RNC Chairman Candidates Weigh In on War, Guns and Twittering
January 5, 2009The current war on terror, illegal immigration, same-sex marriage and solutions to the economic crisis were not mentioned at Monday's debate at the National Press Club between the six men vying for the chairmanship of the Republican National Committee.
But the candidates were asked how many guns they own, to name their favorite and least favorite Republican president, and how often they use the “Twitter” social messaging utility on the Internet.
“I Twitter, but not near as much as Saul does,” Chip Saltsman, former head of the Tennessee GOP said about his rival, Saul Anuzis, who heads the Michigan GOP, when asked the twitter question by Grover Norquist, president of Americans for Tax Reform, which hosted the debate.
In addition to Saltsman and Anuzis, the other candidates are conservative activist Kenneth Blackwell; GOP chairman in South Carolina, Katon Dawson; former Maryland Lt. Gov. Michael Steele and incumbent RNC Chairman Mike Duncan.
Duncan defended his being the only candidate that does not use Twitter by saying that the networking tool is now a part of the GOP.com Web site under his leadership.
The candidates did reveal that, with the exception of Steele, each owns more than one gun – and Blackwell boasted that he has the most friends on the Internet social networking site Facebook, with more than 4,000.
All six candidates expressed the need for the Republican Party to return to the conservative values of individual liberty, free market economics, and limited government that has helped the GOP become the majority party in the past.
They also seemed unanimous in the belief that putting Republicans in office from the local to the national level called for returning party influence and funding to state and local election efforts.
Ronald Reagan was the favorite Republican president of all six candidates, while four declined to name their least favorite. Blackwell said Herbert Hoover was his least favorite for ushering in an era of “big government,” while Duncan said he would not want to be compared to Warren Harding.
The candidates were asked about the misdeeds of the outgoing President George W. Bush, with four saying his overspending damaged the GOP. Duncan and Steele said Bush’s execution of “the war” was his biggest mistake while in office.
Drawing on thousands of questions submitted online to Norquist’s group, many of the questions revolved around how the party can attract young voters and a more ethnically diverse membership.
One question, posed by a representative of the conservative Latino group, the Hispanic Leadership Council, asked if the candidates agreed that the GOP could not be a majority party “ever again” if it does not expand its base to include more Hispanics and people from other ethnic communities.
“We live in a country that is the most diverse in all of human history,” Blackwell responded. “But we are a great democracy because we’ve had a great Republican Party that believes in the sanctity of the individual, limited government, free markets and the rule of law.”

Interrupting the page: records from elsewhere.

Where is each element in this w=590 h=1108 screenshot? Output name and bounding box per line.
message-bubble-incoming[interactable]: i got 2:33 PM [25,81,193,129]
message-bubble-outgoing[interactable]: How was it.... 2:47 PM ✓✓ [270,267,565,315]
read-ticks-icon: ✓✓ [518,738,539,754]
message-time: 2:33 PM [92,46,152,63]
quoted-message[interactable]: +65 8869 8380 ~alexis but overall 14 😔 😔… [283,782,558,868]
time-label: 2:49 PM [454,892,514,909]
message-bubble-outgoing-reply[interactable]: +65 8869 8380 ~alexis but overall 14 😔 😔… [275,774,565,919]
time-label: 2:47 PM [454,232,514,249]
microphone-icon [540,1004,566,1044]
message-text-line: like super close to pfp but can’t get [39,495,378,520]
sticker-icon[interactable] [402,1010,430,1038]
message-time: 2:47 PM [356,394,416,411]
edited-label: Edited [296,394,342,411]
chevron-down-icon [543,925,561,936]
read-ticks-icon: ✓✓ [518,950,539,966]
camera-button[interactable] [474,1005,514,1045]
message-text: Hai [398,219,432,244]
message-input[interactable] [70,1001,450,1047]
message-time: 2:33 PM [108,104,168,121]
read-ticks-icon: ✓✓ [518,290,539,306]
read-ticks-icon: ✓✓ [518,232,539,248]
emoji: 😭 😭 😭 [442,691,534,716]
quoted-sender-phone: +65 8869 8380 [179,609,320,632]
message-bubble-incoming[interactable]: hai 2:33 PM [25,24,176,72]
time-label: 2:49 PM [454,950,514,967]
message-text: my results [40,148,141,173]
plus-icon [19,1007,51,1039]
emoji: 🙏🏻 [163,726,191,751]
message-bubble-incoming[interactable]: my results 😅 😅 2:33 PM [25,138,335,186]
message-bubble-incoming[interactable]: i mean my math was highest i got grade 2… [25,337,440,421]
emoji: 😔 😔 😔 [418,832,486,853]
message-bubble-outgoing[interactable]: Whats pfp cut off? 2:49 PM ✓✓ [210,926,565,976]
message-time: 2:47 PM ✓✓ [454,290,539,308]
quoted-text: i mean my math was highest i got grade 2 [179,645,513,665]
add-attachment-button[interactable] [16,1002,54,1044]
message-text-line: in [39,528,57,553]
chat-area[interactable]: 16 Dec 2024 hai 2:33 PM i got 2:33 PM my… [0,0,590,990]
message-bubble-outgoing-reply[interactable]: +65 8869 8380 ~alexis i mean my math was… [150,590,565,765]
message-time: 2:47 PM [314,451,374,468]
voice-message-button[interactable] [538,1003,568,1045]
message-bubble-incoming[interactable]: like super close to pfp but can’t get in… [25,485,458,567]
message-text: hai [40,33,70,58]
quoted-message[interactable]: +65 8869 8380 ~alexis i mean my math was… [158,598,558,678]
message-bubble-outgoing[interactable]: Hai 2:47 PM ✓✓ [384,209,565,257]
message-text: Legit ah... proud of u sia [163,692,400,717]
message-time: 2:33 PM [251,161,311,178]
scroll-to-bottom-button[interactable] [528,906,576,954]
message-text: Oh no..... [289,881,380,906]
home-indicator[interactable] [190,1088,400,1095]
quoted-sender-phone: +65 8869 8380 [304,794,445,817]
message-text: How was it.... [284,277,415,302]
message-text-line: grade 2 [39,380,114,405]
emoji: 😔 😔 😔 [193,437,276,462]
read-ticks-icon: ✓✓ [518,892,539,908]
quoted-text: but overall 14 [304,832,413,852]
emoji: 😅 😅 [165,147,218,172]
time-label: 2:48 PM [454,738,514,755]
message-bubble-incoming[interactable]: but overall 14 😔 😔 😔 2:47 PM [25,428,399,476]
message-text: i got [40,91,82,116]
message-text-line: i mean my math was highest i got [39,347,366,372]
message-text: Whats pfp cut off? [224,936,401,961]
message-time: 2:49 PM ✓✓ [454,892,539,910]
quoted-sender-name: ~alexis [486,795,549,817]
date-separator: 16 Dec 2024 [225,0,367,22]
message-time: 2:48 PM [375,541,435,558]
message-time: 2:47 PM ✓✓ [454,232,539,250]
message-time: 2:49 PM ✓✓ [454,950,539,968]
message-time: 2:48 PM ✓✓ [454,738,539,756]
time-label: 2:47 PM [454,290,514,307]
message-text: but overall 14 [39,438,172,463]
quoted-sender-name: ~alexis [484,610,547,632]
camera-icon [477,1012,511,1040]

Michael Steele scolded the party, saying that a diverse GOP was long overdue.
“How long have we been talking about this?” Steele said. “When are we going to start doing it, for goodness sakes? This isn’t anything any of us can do individually. The states individually, where the rubber meets the road, have to buy into this. They are the ones with the encouragement and leadership at the national level that can get it done.
“Then you wouldn’t wind up with having a Hispanic questioner come up asking a question,” Steele said.
All six candidates were given two minutes at the beginning of the debate to make their case to the 168 members of the Republican National Committee who will elect the next chairman.
“It’s not the easiest thing in the world to be a Republican right now, as you probably know,” Steele said, adding that his upbringing in Washington, D.C., and grassroots work for the GOP makes him well-qualified for the chairmanship.
“We’re here to prove that it is. All that noise about the party dying or at death’s door. Bunk. Don’t believe it. We’re alive, we’re well, we’re conservative, we’re strong and we’re moving forward with your help and support,” he said.
“Ron and I traveled thousands of miles and raised millions of dollars for the Republican Party,” Dawson said, referring to Ron Thomas, political director for the GOP in South Carolina. “And we did it on the values of conservative Republicans.”
“I believe the most important job for the next RNC chairman is too reinvigorate our base,” Blackwell said, noting that redistricting would be one of his top priorities. “I believe I have an action plan that will do just that.”
“I think I bring a unique set of skills to this position,” said Anuzis, who highlighted his immigrant family and blue collar upbringing in Detroit. “I think until the Republican Party returns back to the principles that matter we’re not going to win. I think until we start articulating those principles and stop being hypocritical that we as a party will not be victorious.”
“I’ve always been involved in elections that some said simply couldn’t be done,” said Saltsman, who was the national campaign chairman for Mike Huckabee’s presidential bid.
Saltsman said he helped defeat Al Gore in Tennessee in 2000 and fought and beat the state’s Republican governor when he tried to install a state income tax.
Duncan said his chairmanship was shaped by having a Republican in the White House.
“In my family, loyalty is not a vice,” Duncan said. “I worked very hard for George Bush, just as all the people in the states did, but it’s time to move forward, and I have a plan for that. I hope you’ll join me.”
The committee will select the new RNC chairman on Jan. 28.